Let me illustrate what is being said here with one or two examples. You are on your way to get that visa at the designated place. In seeking to access the place, you are faced with a crowd of hustlers.

They are badgering you, offering you services that relate to your primary mission at that embassy. For whatever it is worth, those fellow country men and women of yours will on an average day, go home with say N5,000, which is really on the high side.

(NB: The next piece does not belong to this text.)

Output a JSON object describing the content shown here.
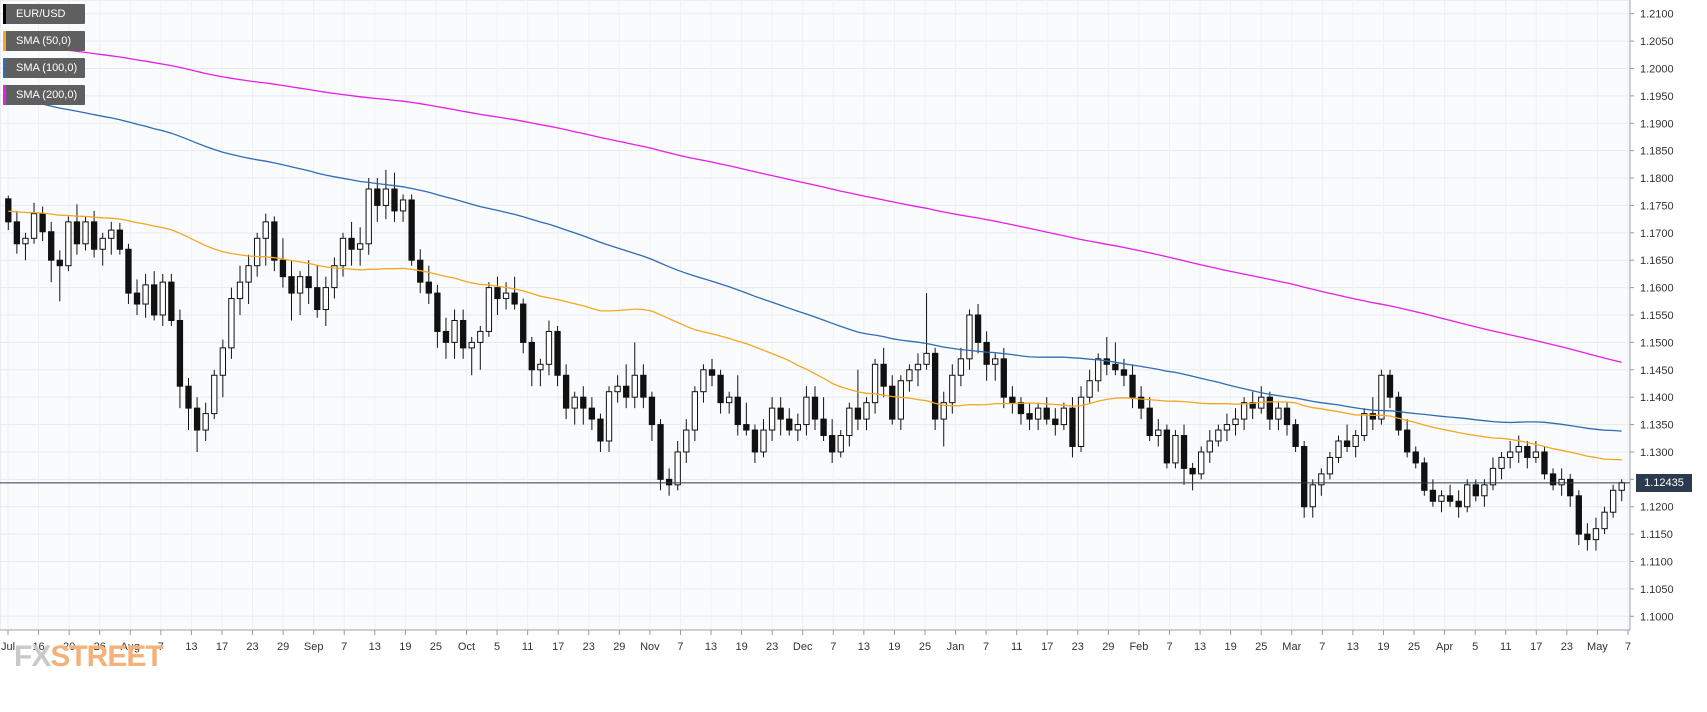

But understandably, you are not really thinking of these hapless persons. You are focused on getting that visa. But wait. Those people badgering you may never see the inside of an aircraft until they finish their mandate on this side of the earthly divide. That surely is one of the 92 percent that is not happy. Or take an incident like the relatively recent strike by the judicial workers.

While the industrial action lasted, there were invisible victims of this episode who did not get any mention in the media. I refer to those army of the deprived who make a daily living in the vicinity of our courts.

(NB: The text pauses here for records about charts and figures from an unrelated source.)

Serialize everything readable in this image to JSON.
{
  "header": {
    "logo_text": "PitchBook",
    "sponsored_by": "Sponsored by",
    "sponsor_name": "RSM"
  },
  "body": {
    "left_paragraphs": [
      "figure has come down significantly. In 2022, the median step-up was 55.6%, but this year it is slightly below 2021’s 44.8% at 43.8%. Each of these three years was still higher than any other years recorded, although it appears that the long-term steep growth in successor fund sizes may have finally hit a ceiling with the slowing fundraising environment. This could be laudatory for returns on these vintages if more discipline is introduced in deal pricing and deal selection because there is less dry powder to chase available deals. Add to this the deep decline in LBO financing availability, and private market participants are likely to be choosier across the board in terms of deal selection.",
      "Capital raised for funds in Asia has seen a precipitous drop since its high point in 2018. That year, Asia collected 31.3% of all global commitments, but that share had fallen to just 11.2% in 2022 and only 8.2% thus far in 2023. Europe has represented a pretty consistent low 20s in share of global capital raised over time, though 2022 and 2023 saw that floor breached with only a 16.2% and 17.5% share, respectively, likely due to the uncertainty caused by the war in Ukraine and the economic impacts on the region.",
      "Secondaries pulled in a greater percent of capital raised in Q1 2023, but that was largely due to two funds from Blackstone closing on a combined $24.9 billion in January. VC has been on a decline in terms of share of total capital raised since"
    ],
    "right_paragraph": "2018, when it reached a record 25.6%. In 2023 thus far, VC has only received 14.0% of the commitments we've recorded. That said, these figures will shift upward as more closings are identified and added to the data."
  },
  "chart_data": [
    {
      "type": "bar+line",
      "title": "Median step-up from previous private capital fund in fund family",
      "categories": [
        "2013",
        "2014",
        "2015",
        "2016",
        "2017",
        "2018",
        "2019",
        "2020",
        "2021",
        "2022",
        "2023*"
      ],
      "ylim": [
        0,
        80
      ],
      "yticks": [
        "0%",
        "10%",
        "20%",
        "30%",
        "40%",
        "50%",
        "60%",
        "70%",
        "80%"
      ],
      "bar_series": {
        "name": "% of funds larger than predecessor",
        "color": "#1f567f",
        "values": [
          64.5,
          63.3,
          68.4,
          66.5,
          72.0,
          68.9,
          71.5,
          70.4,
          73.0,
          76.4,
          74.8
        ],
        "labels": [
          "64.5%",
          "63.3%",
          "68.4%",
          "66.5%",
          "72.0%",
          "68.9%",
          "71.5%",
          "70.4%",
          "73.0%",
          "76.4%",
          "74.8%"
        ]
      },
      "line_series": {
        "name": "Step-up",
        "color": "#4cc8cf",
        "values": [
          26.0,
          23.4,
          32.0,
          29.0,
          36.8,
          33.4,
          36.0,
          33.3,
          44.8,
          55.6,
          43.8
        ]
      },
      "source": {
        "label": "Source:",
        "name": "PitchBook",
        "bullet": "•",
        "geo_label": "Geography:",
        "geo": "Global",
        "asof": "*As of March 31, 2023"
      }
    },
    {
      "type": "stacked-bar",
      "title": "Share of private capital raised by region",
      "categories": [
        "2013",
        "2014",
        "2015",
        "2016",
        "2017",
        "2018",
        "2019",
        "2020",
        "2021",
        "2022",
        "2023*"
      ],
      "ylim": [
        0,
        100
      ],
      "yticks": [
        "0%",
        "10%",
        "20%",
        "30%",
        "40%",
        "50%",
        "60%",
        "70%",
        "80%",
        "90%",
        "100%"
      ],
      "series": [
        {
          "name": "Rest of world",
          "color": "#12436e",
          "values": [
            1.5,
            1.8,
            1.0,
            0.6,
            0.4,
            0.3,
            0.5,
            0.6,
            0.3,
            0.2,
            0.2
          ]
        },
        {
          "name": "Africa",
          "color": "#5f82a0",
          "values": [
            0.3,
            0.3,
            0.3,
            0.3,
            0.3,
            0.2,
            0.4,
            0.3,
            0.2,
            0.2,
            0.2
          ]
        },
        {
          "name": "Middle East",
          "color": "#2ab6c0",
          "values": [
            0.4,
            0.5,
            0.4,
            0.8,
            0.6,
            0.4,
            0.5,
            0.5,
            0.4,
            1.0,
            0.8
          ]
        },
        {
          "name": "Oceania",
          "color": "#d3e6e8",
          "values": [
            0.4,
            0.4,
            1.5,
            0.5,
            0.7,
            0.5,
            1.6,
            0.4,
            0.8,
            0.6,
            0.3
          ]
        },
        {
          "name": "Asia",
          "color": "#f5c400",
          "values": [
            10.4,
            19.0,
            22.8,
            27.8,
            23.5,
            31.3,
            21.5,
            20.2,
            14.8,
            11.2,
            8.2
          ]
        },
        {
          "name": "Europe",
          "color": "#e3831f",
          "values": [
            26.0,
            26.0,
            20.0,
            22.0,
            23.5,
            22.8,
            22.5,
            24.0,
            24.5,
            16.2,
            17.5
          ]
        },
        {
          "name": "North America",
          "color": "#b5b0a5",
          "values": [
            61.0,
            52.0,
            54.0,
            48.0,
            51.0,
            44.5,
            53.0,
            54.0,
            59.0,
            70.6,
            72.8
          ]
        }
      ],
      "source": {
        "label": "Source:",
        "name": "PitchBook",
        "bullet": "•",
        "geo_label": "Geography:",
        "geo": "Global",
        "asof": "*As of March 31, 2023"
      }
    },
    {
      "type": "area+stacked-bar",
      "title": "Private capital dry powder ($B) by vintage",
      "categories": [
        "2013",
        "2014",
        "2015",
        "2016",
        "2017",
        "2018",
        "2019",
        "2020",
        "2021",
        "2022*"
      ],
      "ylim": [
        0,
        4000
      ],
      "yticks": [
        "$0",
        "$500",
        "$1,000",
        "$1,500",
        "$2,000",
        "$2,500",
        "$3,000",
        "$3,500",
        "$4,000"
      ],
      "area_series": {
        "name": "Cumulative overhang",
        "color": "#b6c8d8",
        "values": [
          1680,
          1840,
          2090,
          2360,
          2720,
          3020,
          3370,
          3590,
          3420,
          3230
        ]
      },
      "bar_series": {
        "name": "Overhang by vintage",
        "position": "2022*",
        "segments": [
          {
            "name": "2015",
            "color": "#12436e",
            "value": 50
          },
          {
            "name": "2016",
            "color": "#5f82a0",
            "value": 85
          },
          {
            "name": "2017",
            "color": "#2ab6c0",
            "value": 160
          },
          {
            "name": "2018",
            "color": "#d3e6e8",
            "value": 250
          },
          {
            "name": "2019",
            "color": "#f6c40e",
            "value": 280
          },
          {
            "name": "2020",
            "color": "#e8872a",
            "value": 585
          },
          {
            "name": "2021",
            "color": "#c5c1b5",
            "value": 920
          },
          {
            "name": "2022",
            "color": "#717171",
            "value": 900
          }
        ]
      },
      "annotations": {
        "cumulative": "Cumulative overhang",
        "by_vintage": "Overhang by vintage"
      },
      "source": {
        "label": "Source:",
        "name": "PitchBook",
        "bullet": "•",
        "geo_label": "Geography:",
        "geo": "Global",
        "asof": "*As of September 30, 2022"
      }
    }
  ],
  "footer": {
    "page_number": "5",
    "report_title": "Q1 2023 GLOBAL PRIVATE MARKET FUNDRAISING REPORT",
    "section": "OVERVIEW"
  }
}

These are photographers, owners of photocopying machines, and the ‘manufacturers’ of affidavits. I had cause to pass by one of the courts and I saw this group of people-despondent, for, there was no market. I could not but wonder about the hardship that they had to undergo while the industrial action lasted.

Again take a look at the informal sector in our various tertiary institutions. Any time, there is down-time occasioned by the regular industrial actions in the universities; this translates into stark penury for those who are members of this informal sector. And of course, chances are that they will number among the unhappy Nigerians.

Even then, as a Nigerian, if you appear to have it all, a little thinking will jolt you into appreciating the searing and brutalising reality that many of our fellow Nigerians have to contend with. Now and then, I take public transport, sit in a corner to soak in the atmosphere.

The mood is always somber and grim. And for me, this is actually an isolated experience. Yet for thousands of people, that public transport; overcrowded, sweaty, and crunchy is a day-to-day reality for a lot of our compatriots in this land.

However, even as a member of the privileged class, if you elect not to have this kind of experience, chances are that through the various news items, especially the unfiltered ones, you are bound to be unhappy.

And if you think hard enough, even if you are privileged, your worth as a Nigerian is constantly being challenged and questioned, by some of those news items. Under the circumstances, can one really be happy?

Read also: Sanusi: Nigerians express divergent views on state of nation

For instance, there was a news item to the effect that South Africa has decided to impose quotas on the number of Nigerians who will be given employment in that country. You wonder why and sigh; for this is a clear attempt at stigmatization.

But then, you think deeper. When a country’s labour force i.e. Nigerians decides to empty virtually wholesale into another country, then the receiving country has to take some action.

Or when the British High Commission decides to announce gleefully that it will take six weeks for them to process a visa for you. For the discerning, the mind goes back to the entire gamut of Anglo- Nigerian relations. Slavery, colonialism, and post-colonialism as well the attendant and forcible transfer of resources from here to there.

And yet despite the immediate foregoing, they look you in the face and implicitly tell you that you are not wanted in their country. So even as a member of the elite who wants to travel, can you count yourself as one of the happy Nigerians?

Even then, and in an overall sense, there is something very ominous and factually threatening in a society in which 92 percent are unhappy and 8 percent are happy. This is why, my charge to the latter, has been borrowed from the Greek writer who said: call no man happy until he has carried his happiness to his grave in peace.

And certainly, there can be no peace in a situation like ours, where 92 percent of the country is unhappy. The seemingly happy 8 percent are actually sitting on a keg of gunpowder. Better still, they are playing with fire!